Hakyemez, AA muhabirine yaptığı açıklamada, bölgedeki çalışmalarına
Düzceden başladıklarını belirterek, 3 il gezdiklerini, temaslarına başlamadan
önce medyadan ve dış kaynaklardan bölge hakkında bilgi sahibi olduklarını ifade
etti.
"Bölgede duyduğumuzdan farklı çok olumlu, çok hoşgörülü insanlarla
karşılaştık diyen Hakyemez, şöyle devam etti:
"İnsanların çözüm sürecini içselleştirmiş olduğunu gördük. İnsanların belli
konularda hassasiyeti var ama hepsi süreci yakından takip ediyor. Hemen hemen
hepsinin ortak görüşü barışın, kardeşliğin gelmesi. Tabi sorun ciddi bir sorun.

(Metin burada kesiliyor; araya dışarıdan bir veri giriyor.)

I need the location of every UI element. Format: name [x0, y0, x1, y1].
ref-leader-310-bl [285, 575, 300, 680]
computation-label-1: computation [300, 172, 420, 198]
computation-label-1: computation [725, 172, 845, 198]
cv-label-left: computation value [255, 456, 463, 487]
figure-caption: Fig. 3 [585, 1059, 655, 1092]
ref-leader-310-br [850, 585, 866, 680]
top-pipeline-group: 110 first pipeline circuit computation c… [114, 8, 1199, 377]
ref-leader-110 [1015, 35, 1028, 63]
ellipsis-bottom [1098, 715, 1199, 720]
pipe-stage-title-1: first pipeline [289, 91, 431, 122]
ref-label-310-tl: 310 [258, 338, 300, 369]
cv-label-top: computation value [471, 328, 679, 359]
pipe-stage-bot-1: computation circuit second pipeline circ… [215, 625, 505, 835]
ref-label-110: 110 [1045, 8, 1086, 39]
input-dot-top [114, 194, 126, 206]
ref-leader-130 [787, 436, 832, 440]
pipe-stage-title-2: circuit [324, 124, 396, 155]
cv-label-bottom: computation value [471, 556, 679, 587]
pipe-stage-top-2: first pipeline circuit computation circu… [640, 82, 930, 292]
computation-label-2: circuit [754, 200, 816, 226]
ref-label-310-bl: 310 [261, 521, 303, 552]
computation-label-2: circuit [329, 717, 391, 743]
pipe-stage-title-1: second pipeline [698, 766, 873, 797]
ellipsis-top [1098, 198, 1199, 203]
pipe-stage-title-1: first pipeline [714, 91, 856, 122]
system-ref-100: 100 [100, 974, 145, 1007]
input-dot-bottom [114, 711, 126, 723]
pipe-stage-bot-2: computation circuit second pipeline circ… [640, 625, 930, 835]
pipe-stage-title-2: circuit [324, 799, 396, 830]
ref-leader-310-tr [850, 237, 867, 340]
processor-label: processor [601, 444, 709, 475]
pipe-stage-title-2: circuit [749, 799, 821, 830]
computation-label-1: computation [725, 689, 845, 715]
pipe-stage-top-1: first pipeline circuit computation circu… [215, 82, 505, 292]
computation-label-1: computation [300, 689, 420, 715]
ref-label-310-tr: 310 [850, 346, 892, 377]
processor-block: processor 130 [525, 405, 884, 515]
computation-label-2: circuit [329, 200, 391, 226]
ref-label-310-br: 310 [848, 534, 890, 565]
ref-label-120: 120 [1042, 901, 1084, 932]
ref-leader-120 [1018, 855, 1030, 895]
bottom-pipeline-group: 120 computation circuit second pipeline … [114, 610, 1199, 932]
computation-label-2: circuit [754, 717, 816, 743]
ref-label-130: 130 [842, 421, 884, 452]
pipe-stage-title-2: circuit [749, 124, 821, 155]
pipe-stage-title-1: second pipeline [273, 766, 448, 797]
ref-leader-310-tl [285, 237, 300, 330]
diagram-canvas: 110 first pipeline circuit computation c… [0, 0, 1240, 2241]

30 yıllık bir terör sorunu. Bunun biriktirdiği bir tepki var. O nedenle
insanların belli konulara hassasiyeti var, bunlara da bakarak hareket ediyorlar
ama hepsi süreci yakından takip ediyor. Hemen hemen hepsinin ortak görüşü
barışın, kardeşliğin gelmesi. Zaten çözüm süreci de bunu amaçlıyor.
Bölgede insanların çeşitli endişelerinin bulunduğunu belirten Hakyemez, o
insanların endişelerini not aldıklarını, önemsediklerini ifade etti.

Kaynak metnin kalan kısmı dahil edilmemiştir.